56. Fabrication de l’acide sulfurique.

La fabrication de l’acide sulfurique s’explique par des réactions complexes. Elle est basée sur l’oxydation du gaz sulfureux par l’acide azotique ; en réalité ce n’est pas l’acide azotique qui agit sur le gaz sulfureux, mais des composés oxygénés de l’azote moins oxygénés que lui et provenant de sa décomposition. Ces composés se reforment ou reforment de l’acide azotique sous l’action de l’eau et de l’oxygène, lequel est fourni par l’air. On voit ainsi qu’un poids donné d’acide azotique peut, si l’on ne tient pas compte des pertes, transformer une quantité illimitée de gaz sulfureux.

Le gaz sulfureux est fourni par combustion du soufre ou de la pyrite qui est un sulfure de fer naturel (FeS2) ; sa transformation en acide sulfurique s’effectue dans de vastes chambres entièrement doublées de plomb, métal que l’acide étendu n’attaque pas.
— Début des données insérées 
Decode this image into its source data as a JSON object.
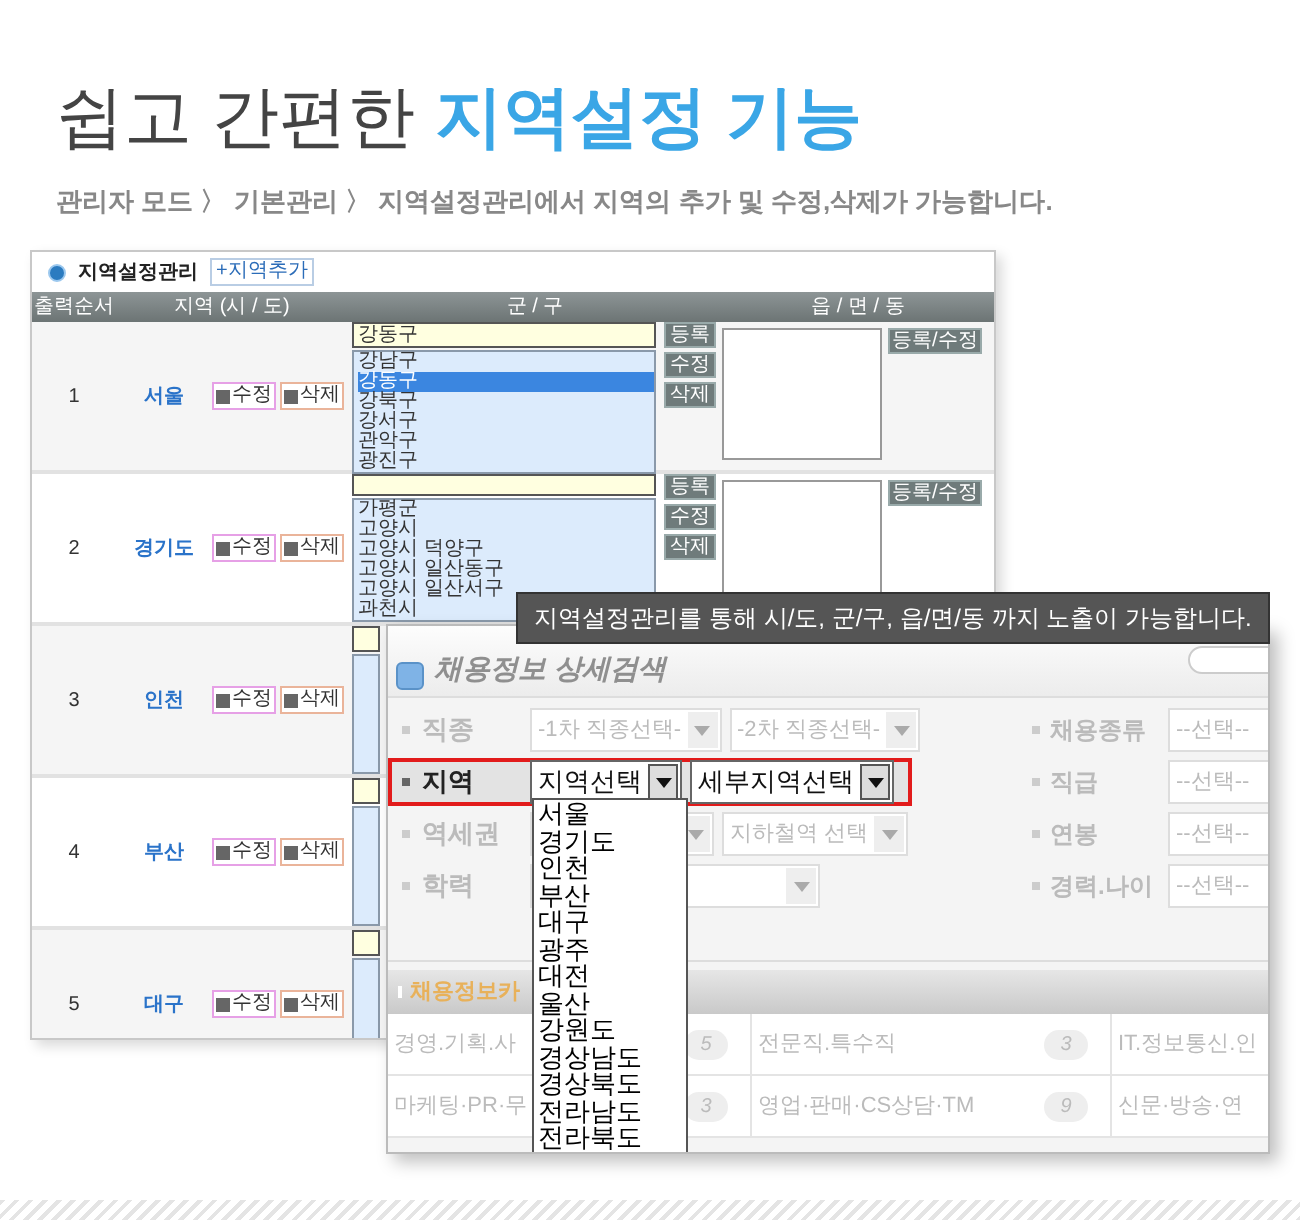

On concentre ensuite l’acide obtenu en le chauffant d’abord dans de larges bassines de plomb, puis dans des bassines de platine, l’acide sulfurique n’attaquant pas le platine.

III. ACIDE CHLORHYDRIQUE

57. Caractère de l’acide chlorhydrique.

L’acide chlorhydrique est un gaz caractérisé par son action sur les sels d’argent. Si on le fait arriver dans de l’eau contenant en dissolution un sel d’argent, de l’azotate par exemple, on voit se déposer des grumeaux d’un corps blanc, le chlorure d’argent, qui noircit à la lumière :

AzO3Ag + HCl = AgCl + AzO3H.

58. Propriétés de l’acide chlorhydrique.

I. SOLUBILITÉ DANS L’EAU

Fig. 53. — Solubilité de l’acide chlorhydrique.
Fig. 53. — Solubilité de l’acide chlorhydrique.
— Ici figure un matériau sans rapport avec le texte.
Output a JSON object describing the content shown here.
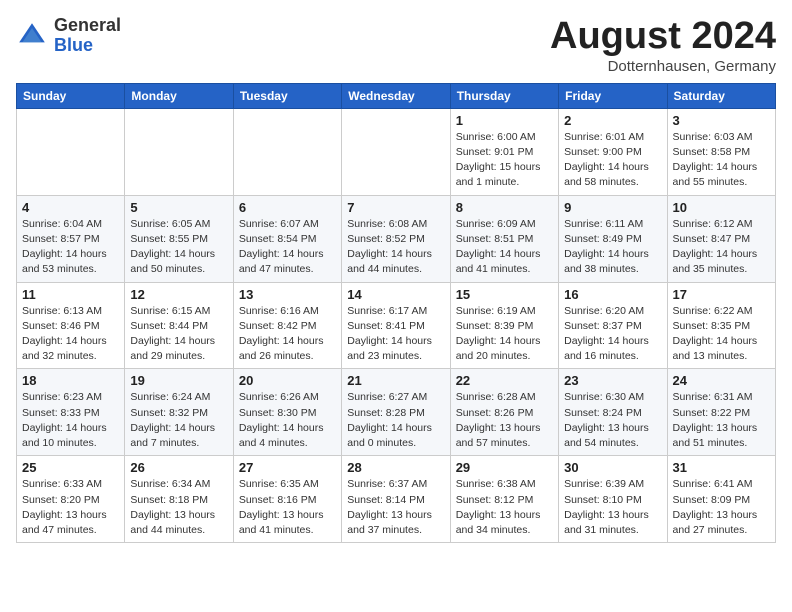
{
  "header": {
    "logo_general": "General",
    "logo_blue": "Blue",
    "month_title": "August 2024",
    "location": "Dotternhausen, Germany"
  },
  "weekdays": [
    "Sunday",
    "Monday",
    "Tuesday",
    "Wednesday",
    "Thursday",
    "Friday",
    "Saturday"
  ],
  "weeks": [
    [
      {
        "day": "",
        "info": ""
      },
      {
        "day": "",
        "info": ""
      },
      {
        "day": "",
        "info": ""
      },
      {
        "day": "",
        "info": ""
      },
      {
        "day": "1",
        "info": "Sunrise: 6:00 AM\nSunset: 9:01 PM\nDaylight: 15 hours\nand 1 minute."
      },
      {
        "day": "2",
        "info": "Sunrise: 6:01 AM\nSunset: 9:00 PM\nDaylight: 14 hours\nand 58 minutes."
      },
      {
        "day": "3",
        "info": "Sunrise: 6:03 AM\nSunset: 8:58 PM\nDaylight: 14 hours\nand 55 minutes."
      }
    ],
    [
      {
        "day": "4",
        "info": "Sunrise: 6:04 AM\nSunset: 8:57 PM\nDaylight: 14 hours\nand 53 minutes."
      },
      {
        "day": "5",
        "info": "Sunrise: 6:05 AM\nSunset: 8:55 PM\nDaylight: 14 hours\nand 50 minutes."
      },
      {
        "day": "6",
        "info": "Sunrise: 6:07 AM\nSunset: 8:54 PM\nDaylight: 14 hours\nand 47 minutes."
      },
      {
        "day": "7",
        "info": "Sunrise: 6:08 AM\nSunset: 8:52 PM\nDaylight: 14 hours\nand 44 minutes."
      },
      {
        "day": "8",
        "info": "Sunrise: 6:09 AM\nSunset: 8:51 PM\nDaylight: 14 hours\nand 41 minutes."
      },
      {
        "day": "9",
        "info": "Sunrise: 6:11 AM\nSunset: 8:49 PM\nDaylight: 14 hours\nand 38 minutes."
      },
      {
        "day": "10",
        "info": "Sunrise: 6:12 AM\nSunset: 8:47 PM\nDaylight: 14 hours\nand 35 minutes."
      }
    ],
    [
      {
        "day": "11",
        "info": "Sunrise: 6:13 AM\nSunset: 8:46 PM\nDaylight: 14 hours\nand 32 minutes."
      },
      {
        "day": "12",
        "info": "Sunrise: 6:15 AM\nSunset: 8:44 PM\nDaylight: 14 hours\nand 29 minutes."
      },
      {
        "day": "13",
        "info": "Sunrise: 6:16 AM\nSunset: 8:42 PM\nDaylight: 14 hours\nand 26 minutes."
      },
      {
        "day": "14",
        "info": "Sunrise: 6:17 AM\nSunset: 8:41 PM\nDaylight: 14 hours\nand 23 minutes."
      },
      {
        "day": "15",
        "info": "Sunrise: 6:19 AM\nSunset: 8:39 PM\nDaylight: 14 hours\nand 20 minutes."
      },
      {
        "day": "16",
        "info": "Sunrise: 6:20 AM\nSunset: 8:37 PM\nDaylight: 14 hours\nand 16 minutes."
      },
      {
        "day": "17",
        "info": "Sunrise: 6:22 AM\nSunset: 8:35 PM\nDaylight: 14 hours\nand 13 minutes."
      }
    ],
    [
      {
        "day": "18",
        "info": "Sunrise: 6:23 AM\nSunset: 8:33 PM\nDaylight: 14 hours\nand 10 minutes."
      },
      {
        "day": "19",
        "info": "Sunrise: 6:24 AM\nSunset: 8:32 PM\nDaylight: 14 hours\nand 7 minutes."
      },
      {
        "day": "20",
        "info": "Sunrise: 6:26 AM\nSunset: 8:30 PM\nDaylight: 14 hours\nand 4 minutes."
      },
      {
        "day": "21",
        "info": "Sunrise: 6:27 AM\nSunset: 8:28 PM\nDaylight: 14 hours\nand 0 minutes."
      },
      {
        "day": "22",
        "info": "Sunrise: 6:28 AM\nSunset: 8:26 PM\nDaylight: 13 hours\nand 57 minutes."
      },
      {
        "day": "23",
        "info": "Sunrise: 6:30 AM\nSunset: 8:24 PM\nDaylight: 13 hours\nand 54 minutes."
      },
      {
        "day": "24",
        "info": "Sunrise: 6:31 AM\nSunset: 8:22 PM\nDaylight: 13 hours\nand 51 minutes."
      }
    ],
    [
      {
        "day": "25",
        "info": "Sunrise: 6:33 AM\nSunset: 8:20 PM\nDaylight: 13 hours\nand 47 minutes."
      },
      {
        "day": "26",
        "info": "Sunrise: 6:34 AM\nSunset: 8:18 PM\nDaylight: 13 hours\nand 44 minutes."
      },
      {
        "day": "27",
        "info": "Sunrise: 6:35 AM\nSunset: 8:16 PM\nDaylight: 13 hours\nand 41 minutes."
      },
      {
        "day": "28",
        "info": "Sunrise: 6:37 AM\nSunset: 8:14 PM\nDaylight: 13 hours\nand 37 minutes."
      },
      {
        "day": "29",
        "info": "Sunrise: 6:38 AM\nSunset: 8:12 PM\nDaylight: 13 hours\nand 34 minutes."
      },
      {
        "day": "30",
        "info": "Sunrise: 6:39 AM\nSunset: 8:10 PM\nDaylight: 13 hours\nand 31 minutes."
      },
      {
        "day": "31",
        "info": "Sunrise: 6:41 AM\nSunset: 8:09 PM\nDaylight: 13 hours\nand 27 minutes."
      }
    ]
  ]
}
L’acide chlorhydrique est très soluble dans l’eau ; l’eau en dissout environ cinq cents fois son volume. Cette dissolution constitue l’acide chlorhydrique du commerce ; incolore quand elle est pure, elle est souvent jaune. Le gaz qui s’en dégage a une odeur piquante ; il absorbe l’humidité et fume à l’air.
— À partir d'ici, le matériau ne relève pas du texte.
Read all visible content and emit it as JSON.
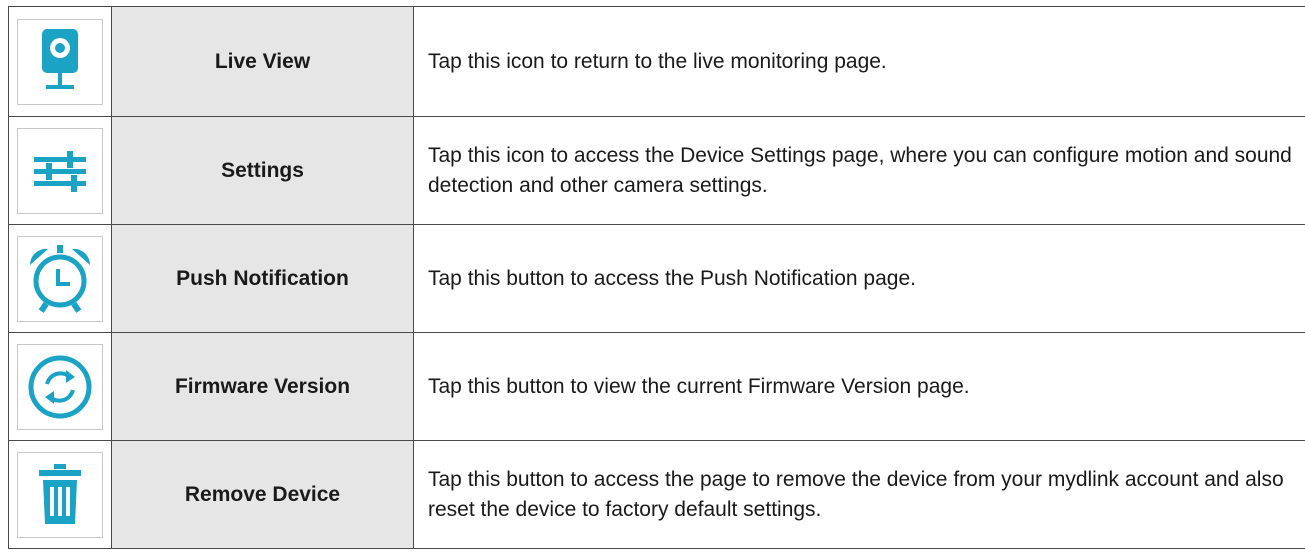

On peut montrer la grande solubilité de l’acide chlorhydrique dans l’eau par les expériences suivantes :

Fig. 54. — On casse la pointe B sous l’eau. L’eau jaillit dans le flacon A.
Fig. 54. — On casse la pointe B sous l’eau. L’eau jaillit dans le flacon A.

1° Remplissons une éprouvette de gaz sur la cuve à mercure (fig. 53) ; transportons-la, en la fermant par une soucoupe contenant un peu de mercure, dans une cuve à eau, et soulevons légèrement l’éprouvette ; l’eau dissout très vite le gaz et monte brusquement dans l’éprouvette. Si l’acide chlorhydrique est très pur, la dissolution peut se faire assez vite pour que l’eau, frappant les parois et le fond de l’éprouvette, la brise. On préserve la main des éclats de verre en l’enveloppant d’un linge.

2° Remplissons un flacon de gaz chlorhydrique ; fermons-le avec un bouchon traversé par un tube ; l’extrémité du tube qui pénètre dans le flacon est effilée, l’autre porte un robinet (fig. 54), ou bien elle a été fermée à la lampe. Retournons le flacon au-dessus d’un vase contenant de l’eau bleuie par de la teinture de tournesol, et de manière que le tube plonge dans l’eau. Ouvrons le robinet, ou cassons la pointe ; le liquide monte à mesure qu’il dissout le gaz, et l’eau qui jaillit est rose ; si le flacon contient de l’acide chlorhydrique pur, l’eau le remplit complètement.

II. ACTION SUR LES MÉTAUX

L’acide chlorhydrique attaque les métaux, sauf l’or et le platine. On pourrait préparer l’hydrogène en substituant cet acide à l’acide sulfurique ; on obtiendrait du chlorure de zinc ou du chlorure de fer suivant le métal employé.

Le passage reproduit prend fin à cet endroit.